En revanche, et c'est ce qui explique la réaction des enseignants de lettres classiques qui, à mon avis, n'a pas du tout été anticipée par le ministère, ils ont (j'utilise la troisième personne du pluriel pour ne pas donner l'impression d'un nous de majesté, mais je m'inclus dans ce propos) le sentiment que leur travail n'est ni reconnu, ni considéré, et qu'il est voué à disparaître avec cette réforme.

Cette dépossession, parfois faite sous les lazzis ("les enfants de sixième se précipitent dès leur entrée au collège pour faire du latin" ou "Pour les pauvres, mieux vaut un Ipad que du latin", deux belles citations dont je laisse la responsabilité à leurs auteurs), est ce qui est le plus douloureux dans ces sombres moments.

2) Sur la communication et sa reprise:

De plus, cette dépossession est vécue comme une profonde injustice par ces  enseignants car ils sont démunis face aux importants moyens de communication mis au service de cette réforme et par la manière dont elle est relayée.
Cette communication repose, à mon sens, sur des biais que je voudrais évoquer ici:
Elle repose tout d'abord sur une utilisation des statistiques opérée de manière brute, sans prendre en compte les conditions d'enseignement et les conditions administratives.
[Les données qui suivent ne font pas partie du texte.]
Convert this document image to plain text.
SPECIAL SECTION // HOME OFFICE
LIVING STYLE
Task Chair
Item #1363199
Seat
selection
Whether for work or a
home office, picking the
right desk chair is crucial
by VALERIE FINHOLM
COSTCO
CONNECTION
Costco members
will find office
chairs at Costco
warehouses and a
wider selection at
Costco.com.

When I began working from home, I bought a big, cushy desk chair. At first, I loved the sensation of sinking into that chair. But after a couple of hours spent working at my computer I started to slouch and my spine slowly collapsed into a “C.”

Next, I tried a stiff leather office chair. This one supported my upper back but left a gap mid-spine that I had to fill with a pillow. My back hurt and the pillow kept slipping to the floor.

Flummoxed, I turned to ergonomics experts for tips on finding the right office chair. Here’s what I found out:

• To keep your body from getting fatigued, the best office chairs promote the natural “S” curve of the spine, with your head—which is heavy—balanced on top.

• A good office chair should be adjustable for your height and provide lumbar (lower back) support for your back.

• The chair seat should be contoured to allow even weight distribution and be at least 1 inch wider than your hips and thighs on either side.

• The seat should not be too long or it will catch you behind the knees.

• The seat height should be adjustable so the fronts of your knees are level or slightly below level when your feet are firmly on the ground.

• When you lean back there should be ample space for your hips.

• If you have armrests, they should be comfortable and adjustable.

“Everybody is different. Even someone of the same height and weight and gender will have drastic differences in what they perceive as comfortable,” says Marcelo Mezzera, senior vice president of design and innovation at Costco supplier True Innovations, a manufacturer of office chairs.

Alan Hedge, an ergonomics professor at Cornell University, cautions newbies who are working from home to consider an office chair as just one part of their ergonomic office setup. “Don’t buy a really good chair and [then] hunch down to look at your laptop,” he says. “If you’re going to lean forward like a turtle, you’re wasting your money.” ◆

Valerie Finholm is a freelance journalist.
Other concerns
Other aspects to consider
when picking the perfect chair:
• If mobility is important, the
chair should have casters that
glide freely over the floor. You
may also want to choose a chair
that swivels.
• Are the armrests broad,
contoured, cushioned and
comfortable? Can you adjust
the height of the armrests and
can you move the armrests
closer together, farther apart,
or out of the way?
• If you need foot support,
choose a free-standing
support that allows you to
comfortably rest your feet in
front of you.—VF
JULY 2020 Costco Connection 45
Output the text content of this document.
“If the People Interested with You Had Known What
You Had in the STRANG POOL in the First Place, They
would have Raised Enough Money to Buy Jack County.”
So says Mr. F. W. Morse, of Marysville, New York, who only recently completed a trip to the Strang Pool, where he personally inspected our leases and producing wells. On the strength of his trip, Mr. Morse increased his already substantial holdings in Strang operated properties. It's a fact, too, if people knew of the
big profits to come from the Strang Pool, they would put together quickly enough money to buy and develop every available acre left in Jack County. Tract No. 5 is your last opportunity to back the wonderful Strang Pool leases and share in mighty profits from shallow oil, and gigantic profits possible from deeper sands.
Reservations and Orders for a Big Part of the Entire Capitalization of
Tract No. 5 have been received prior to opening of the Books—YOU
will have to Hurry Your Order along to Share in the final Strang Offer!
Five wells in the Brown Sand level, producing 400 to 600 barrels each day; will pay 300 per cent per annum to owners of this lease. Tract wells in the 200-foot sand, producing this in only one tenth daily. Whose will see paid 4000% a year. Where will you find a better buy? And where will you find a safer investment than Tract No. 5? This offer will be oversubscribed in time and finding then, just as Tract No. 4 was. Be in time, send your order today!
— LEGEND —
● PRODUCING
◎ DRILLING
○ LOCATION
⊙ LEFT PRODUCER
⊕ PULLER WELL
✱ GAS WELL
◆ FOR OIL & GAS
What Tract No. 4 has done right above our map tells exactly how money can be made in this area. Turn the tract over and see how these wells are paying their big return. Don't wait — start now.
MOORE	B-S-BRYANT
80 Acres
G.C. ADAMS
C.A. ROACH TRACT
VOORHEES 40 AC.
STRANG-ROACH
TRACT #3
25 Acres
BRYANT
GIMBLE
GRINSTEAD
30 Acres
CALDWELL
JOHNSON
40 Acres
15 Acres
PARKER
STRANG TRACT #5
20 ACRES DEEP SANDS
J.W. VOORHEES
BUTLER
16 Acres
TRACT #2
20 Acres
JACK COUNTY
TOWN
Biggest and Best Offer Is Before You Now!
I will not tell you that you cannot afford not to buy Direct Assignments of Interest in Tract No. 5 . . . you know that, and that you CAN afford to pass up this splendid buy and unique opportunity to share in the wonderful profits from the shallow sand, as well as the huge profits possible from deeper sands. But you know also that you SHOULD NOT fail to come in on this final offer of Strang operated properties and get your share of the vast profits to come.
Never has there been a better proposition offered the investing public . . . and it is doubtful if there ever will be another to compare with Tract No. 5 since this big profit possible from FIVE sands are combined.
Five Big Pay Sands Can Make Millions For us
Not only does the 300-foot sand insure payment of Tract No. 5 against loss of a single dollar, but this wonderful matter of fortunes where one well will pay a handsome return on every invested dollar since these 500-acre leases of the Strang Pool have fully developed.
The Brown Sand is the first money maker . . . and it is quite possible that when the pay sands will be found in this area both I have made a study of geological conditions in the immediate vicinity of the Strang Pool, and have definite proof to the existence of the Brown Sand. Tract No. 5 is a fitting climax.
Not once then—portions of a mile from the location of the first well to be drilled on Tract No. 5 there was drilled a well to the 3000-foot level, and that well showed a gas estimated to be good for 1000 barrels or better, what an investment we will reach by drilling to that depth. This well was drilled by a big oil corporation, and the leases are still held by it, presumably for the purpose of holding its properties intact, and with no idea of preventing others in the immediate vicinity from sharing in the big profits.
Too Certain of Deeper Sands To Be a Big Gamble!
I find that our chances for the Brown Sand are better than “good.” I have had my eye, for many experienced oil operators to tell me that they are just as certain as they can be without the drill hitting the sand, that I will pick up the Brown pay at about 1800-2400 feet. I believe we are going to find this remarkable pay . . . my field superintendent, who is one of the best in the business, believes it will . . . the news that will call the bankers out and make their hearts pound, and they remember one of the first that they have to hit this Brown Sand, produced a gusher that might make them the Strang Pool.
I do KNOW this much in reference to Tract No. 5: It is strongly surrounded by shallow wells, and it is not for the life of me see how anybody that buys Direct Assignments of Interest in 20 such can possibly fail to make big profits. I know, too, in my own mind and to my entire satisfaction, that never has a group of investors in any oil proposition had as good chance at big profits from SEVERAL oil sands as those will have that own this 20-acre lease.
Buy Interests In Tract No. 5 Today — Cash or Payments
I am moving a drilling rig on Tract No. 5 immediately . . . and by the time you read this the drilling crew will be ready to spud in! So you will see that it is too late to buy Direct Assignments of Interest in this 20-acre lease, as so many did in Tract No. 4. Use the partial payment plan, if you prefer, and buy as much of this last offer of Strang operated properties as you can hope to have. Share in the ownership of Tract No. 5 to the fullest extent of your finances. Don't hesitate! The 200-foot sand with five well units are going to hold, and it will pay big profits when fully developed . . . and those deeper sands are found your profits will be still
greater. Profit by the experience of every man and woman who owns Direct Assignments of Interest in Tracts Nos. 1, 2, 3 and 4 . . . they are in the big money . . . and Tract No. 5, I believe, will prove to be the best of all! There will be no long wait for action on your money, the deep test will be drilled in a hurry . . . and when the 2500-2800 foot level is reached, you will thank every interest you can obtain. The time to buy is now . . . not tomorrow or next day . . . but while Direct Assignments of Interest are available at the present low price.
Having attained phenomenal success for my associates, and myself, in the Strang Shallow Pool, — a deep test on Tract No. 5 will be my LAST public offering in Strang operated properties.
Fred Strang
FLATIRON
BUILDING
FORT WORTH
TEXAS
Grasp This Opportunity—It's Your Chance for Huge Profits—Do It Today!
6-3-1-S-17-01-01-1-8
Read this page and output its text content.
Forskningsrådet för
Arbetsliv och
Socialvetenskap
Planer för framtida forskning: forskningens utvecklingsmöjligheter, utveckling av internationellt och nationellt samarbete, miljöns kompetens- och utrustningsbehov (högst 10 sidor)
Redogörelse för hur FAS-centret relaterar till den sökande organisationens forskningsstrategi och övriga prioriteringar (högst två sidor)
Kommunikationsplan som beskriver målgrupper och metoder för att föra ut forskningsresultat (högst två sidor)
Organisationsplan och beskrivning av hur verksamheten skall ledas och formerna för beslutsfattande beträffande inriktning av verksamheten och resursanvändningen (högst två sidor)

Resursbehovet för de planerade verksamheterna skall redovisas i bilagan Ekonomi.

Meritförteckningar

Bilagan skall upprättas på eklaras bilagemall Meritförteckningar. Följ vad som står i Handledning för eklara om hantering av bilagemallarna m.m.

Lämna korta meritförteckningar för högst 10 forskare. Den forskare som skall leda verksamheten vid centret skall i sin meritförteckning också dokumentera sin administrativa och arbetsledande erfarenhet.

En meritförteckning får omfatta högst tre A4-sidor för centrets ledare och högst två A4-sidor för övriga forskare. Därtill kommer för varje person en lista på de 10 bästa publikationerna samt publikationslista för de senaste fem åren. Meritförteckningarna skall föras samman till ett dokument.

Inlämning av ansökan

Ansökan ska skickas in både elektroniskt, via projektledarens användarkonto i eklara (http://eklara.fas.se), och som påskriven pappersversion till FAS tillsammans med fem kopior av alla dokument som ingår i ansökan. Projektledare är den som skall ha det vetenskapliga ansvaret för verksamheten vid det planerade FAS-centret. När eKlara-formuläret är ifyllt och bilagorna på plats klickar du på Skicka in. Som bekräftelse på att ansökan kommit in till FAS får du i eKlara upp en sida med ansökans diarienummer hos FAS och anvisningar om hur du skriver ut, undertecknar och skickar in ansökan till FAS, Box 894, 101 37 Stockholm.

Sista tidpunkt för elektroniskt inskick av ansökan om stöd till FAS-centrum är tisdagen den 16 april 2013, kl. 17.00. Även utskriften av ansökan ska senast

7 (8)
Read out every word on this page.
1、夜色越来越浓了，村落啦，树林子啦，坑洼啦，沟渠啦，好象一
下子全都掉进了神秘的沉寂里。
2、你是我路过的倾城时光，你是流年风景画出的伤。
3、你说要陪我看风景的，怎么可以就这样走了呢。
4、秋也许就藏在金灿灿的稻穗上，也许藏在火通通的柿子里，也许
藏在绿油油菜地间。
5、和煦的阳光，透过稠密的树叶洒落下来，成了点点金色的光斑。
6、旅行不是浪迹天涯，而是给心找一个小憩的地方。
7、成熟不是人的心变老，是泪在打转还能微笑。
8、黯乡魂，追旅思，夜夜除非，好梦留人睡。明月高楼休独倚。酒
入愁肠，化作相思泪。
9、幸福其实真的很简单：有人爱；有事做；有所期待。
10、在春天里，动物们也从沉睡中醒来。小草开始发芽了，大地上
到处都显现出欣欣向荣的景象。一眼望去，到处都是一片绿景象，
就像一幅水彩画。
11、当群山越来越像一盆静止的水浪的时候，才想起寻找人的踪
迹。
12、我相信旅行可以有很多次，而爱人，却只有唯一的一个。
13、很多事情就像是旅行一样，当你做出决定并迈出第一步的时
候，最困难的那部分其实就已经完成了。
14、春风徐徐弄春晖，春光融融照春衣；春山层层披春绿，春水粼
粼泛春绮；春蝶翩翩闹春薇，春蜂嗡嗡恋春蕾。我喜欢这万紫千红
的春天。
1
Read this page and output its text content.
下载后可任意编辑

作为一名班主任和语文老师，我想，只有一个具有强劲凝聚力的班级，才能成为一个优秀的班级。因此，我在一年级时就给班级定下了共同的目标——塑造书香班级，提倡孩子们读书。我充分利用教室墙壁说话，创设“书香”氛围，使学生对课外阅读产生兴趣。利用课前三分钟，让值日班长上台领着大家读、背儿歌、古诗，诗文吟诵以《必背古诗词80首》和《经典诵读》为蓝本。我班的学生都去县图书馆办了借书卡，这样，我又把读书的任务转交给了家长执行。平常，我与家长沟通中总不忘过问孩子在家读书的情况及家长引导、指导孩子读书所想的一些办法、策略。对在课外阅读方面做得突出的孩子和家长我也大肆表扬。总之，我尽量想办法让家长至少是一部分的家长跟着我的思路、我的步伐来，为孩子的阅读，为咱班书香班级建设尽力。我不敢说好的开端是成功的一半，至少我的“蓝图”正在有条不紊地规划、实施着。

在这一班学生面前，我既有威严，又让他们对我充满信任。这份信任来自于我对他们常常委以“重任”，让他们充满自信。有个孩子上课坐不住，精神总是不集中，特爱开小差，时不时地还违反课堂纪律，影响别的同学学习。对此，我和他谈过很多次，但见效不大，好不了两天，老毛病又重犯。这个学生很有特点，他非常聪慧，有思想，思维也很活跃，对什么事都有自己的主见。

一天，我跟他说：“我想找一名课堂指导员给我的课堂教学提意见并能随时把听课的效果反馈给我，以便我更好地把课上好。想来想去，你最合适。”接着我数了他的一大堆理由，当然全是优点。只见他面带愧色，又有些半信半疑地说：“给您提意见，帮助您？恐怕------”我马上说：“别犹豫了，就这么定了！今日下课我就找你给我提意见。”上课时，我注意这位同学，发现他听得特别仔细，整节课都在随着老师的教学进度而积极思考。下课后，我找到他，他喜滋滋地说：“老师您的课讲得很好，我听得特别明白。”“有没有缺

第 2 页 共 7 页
L'effet social des langues anciennes dépend aussi de la situation particulière de chaque établissement où son enseignement est organisé, mais aussi de chaque enfant qui le suit. On s'efforce de tout quantifier avec les chiffres, de produire des résultats immédiatement évaluables, sans se demander véritablement ce que les langues anciennes apportent ou ont apporté à ceux qui suivent son enseignement.
De plus, l'aspect social des chiffres, qui ne peut pas être nié (voir l'opportune note de la DEPP, parue il y a peu, et, pour une approche plus neutre des statistiques, le billet de Philippe Cibois), doit être considéré non comme le produit des langues anciennes elles-mêmes, ni des choix de ceux qui les incarnent dans l'enseignement, à savoir les professeurs de langues anciennes, mais bien des conditions administratives qui leur sont réservées.
Bref, on peut considérer qu'en fin de compte le responsable de la situation des langues anciennes, tant en termes d'effectifs que de mixité sociale et d'image - situation qui, par ailleurs, est dénoncée à juste titre - c'est bien le ministère lui-même. Ce sont les choix administratifs, les choix de gestion qui ont été faits depuis si longtemps qui sont la cause de la situation actuelle.
Or, par sa communication, il se dédouane de sa responsabilité pour en faire peser tout le poids sur la discipline elle-même et sur les professeurs qui l'enseignent, parfois dans des conditions administratives précaires. Qu'il faille changer le regard sur les langues anciennes pour comprendre leur importance et leur apport à l'éducation est une nécessité. Mais cette communication conduit-elle à ce changement de regard?
Cette campagne violente, ces propos constamment lâchés sur les réseaux sociaux par des responsables administratifs, politiques ou syndicaux soutenant la réforme, ne provoquent que l'enfermement des langues anciennes dans ce qui est leur création à eux, et l'ambiance ainsi créée  ne peut que rendre impossible la réussite des objectifs annoncés par le ministère, à savoir le développement et la généralisation des langues anciennes.
Pour le dire de manière plus directe: si on veut développer et généraliser quelque chose, on évite de déverser des torrents de boue dessus et sur ceux qui doivent mettre en œuvre ce changement.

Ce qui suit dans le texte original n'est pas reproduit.